My ideal kind of fun
Is to work in a pun
But, try as I might, I really can’t think of one right now that would scan or rhyme..
Alternate last line:
Innuendo, if you know what I mean.
A wayward young man’s heart was sore
So he went to his local drugstore
He said, “Gaviscon please
I’ll bend down on my knees
For I’ve nothing to offer but jaw”
@DnT 0044.
I thought, “innuendo” was an Italian insult.
A promiscuous young lady named Gore,
Found she was getting quite sore,
So she thought it’d be fine,
To make the boys lie supine,
And give them a nibble or four.
When Gaviscon spews from a bottle
Comes time to spurt hard, not to throttle
‘Cause that peppermint tonic
Is wholly hedonic
When hosing regions epiglottal
There was an advertising writer named Kent,
Whose command of the vernacular was bent,
At writing common use,
He was quite a goose,
For he totally and utterly confused came and went.
,
We’ll have no funny bismuth here!
@Marum 0505: So, we should carry on ad nauseam?

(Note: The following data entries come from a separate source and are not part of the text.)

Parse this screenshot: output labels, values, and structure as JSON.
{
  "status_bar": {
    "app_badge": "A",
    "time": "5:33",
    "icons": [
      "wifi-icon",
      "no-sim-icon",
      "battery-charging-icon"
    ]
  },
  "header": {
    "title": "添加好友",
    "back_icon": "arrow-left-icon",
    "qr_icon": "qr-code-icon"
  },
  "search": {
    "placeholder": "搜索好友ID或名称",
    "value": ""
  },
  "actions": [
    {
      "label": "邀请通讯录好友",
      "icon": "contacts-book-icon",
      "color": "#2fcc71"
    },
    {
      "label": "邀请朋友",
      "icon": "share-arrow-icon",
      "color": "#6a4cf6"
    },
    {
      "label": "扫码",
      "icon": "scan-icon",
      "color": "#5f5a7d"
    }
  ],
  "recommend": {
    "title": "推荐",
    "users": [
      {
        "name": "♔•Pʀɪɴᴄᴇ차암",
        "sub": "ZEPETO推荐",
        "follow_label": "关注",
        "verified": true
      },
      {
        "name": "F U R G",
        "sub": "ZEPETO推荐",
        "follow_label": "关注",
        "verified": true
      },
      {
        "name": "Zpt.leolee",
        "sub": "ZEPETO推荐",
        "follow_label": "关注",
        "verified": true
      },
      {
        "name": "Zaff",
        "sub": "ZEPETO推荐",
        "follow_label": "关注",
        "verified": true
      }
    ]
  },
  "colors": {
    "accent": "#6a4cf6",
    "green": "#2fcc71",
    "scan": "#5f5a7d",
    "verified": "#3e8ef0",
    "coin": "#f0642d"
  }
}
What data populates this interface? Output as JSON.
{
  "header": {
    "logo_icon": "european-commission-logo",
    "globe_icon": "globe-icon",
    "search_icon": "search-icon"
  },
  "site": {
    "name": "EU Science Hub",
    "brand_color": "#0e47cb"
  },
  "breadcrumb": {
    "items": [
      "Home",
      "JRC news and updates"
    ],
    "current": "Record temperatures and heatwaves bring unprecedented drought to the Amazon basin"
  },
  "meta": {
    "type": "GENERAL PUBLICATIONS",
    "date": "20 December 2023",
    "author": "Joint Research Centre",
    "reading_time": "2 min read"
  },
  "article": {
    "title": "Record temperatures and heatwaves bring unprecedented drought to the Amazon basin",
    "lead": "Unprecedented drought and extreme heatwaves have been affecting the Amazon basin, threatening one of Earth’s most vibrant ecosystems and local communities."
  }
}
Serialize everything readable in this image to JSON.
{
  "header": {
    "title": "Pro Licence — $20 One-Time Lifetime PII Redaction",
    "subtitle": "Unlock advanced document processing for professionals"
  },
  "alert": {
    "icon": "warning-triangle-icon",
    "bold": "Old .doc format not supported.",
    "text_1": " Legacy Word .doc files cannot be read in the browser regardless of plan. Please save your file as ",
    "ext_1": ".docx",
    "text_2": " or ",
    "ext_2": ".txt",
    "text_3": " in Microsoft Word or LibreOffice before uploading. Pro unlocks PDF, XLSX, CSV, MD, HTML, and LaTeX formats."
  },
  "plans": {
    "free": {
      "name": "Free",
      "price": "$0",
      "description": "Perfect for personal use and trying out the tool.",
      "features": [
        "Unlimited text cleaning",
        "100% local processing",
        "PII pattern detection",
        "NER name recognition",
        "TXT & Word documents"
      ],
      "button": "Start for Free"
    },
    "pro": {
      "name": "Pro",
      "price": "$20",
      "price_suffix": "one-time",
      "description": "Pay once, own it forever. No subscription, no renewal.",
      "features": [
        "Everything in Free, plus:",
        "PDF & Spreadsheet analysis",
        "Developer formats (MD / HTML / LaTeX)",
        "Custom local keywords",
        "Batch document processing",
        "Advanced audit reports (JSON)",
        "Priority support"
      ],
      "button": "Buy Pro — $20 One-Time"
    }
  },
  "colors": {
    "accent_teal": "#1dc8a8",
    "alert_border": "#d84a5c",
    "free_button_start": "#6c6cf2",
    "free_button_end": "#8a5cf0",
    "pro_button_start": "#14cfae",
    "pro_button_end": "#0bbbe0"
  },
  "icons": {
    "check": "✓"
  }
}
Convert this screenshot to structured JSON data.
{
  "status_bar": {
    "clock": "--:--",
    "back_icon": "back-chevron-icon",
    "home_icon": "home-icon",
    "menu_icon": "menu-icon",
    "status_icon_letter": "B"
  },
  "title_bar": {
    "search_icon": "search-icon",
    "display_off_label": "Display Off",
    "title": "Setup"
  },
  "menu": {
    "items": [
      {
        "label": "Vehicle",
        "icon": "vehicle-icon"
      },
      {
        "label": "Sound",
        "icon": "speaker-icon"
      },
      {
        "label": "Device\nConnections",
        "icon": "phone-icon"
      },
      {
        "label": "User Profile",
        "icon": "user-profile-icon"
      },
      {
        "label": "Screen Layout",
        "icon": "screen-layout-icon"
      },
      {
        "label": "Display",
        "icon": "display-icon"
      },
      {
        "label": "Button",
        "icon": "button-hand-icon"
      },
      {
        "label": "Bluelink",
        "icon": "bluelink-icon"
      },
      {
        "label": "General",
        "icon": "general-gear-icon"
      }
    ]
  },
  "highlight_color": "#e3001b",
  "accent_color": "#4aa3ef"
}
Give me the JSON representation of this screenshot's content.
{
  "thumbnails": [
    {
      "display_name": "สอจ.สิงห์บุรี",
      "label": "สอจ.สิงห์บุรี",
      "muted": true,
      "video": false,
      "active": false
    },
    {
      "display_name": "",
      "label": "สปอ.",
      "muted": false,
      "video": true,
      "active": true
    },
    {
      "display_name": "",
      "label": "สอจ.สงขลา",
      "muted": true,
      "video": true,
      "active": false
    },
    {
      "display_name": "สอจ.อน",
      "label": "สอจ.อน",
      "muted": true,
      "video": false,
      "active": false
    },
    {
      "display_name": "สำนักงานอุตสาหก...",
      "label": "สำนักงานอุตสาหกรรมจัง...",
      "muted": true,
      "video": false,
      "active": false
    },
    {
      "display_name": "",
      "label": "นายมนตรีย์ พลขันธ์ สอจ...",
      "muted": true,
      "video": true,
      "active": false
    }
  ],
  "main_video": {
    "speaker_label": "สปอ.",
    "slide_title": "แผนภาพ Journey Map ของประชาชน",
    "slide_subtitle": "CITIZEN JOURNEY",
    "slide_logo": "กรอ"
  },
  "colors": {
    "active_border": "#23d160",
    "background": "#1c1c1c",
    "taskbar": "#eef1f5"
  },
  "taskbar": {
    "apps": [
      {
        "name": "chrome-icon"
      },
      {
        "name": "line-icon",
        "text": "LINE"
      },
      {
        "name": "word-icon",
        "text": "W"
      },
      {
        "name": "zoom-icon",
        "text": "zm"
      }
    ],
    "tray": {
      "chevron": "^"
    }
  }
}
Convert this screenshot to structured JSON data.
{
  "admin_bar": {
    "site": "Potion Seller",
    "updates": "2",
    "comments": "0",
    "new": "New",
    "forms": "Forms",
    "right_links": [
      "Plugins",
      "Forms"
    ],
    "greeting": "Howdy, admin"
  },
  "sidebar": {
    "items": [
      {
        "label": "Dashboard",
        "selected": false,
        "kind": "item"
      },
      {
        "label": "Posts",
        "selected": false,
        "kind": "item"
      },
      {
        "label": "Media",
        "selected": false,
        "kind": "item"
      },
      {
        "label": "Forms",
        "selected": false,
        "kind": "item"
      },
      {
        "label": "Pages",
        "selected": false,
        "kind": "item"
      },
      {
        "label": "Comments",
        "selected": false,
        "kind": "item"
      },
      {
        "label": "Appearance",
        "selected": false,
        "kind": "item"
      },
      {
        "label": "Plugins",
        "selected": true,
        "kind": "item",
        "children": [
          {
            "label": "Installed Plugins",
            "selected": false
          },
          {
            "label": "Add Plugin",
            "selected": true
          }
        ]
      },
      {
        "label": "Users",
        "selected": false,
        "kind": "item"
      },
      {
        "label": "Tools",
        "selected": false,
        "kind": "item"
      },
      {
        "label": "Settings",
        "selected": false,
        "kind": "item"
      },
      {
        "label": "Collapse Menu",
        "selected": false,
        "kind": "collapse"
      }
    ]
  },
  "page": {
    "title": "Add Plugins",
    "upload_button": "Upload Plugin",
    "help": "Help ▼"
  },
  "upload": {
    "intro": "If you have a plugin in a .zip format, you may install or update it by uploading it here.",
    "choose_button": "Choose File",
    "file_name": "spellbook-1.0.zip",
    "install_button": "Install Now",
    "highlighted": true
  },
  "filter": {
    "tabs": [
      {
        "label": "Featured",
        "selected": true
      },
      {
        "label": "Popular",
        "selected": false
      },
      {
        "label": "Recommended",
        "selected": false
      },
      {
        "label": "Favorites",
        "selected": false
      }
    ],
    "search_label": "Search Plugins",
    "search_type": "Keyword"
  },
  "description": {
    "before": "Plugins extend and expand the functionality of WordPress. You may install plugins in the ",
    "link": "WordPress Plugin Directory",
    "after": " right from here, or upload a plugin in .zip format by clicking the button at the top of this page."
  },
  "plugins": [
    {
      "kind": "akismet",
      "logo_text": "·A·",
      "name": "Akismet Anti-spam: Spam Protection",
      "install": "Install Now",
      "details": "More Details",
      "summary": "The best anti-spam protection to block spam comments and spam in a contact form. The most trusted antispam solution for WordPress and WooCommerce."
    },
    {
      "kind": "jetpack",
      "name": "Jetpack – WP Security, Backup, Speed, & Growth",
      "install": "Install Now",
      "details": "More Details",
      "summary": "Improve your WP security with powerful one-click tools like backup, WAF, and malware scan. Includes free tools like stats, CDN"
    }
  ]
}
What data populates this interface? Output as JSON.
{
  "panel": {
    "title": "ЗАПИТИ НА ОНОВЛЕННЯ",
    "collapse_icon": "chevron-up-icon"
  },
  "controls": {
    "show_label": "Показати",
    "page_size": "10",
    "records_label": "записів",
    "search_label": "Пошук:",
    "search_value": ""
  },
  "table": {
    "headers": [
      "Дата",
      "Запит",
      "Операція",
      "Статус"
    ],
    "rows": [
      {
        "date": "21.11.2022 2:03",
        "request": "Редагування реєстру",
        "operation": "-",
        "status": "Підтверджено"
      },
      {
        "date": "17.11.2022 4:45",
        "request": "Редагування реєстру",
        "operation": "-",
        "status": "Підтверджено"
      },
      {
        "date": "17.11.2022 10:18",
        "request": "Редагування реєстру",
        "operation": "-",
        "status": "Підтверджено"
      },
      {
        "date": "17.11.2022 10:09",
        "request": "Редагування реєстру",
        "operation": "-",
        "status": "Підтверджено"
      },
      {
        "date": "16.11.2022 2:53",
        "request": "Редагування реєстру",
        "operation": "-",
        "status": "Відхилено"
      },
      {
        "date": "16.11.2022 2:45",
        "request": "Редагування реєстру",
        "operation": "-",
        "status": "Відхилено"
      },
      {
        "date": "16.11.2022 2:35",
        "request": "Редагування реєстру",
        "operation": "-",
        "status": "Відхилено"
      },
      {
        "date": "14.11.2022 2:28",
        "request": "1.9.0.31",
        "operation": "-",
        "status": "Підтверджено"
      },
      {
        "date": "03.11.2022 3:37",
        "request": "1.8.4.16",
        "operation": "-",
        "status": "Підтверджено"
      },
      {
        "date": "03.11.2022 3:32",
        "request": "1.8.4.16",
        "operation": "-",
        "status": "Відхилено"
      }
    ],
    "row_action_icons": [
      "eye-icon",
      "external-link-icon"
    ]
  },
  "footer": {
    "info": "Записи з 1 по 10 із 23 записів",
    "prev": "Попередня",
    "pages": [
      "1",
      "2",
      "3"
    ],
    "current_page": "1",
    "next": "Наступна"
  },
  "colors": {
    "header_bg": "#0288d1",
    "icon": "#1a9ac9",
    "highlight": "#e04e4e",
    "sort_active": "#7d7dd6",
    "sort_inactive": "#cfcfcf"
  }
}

@James 2:37 am: If you don’t shake the Gaviscon bottle, first a bit’ll come out, then a lot’ll.
Gaviscum.
@PeeBee: You win!
Pax Gaviscum.
@Droll not Troll
…like a raging hard cock
if you Gaviscum lots
then your chemists will turn to a brothel
(OK I’m done XD)
@James: Good. Don’t forget to wash your hands. 😛
would most people be able to compare both tastes accurately?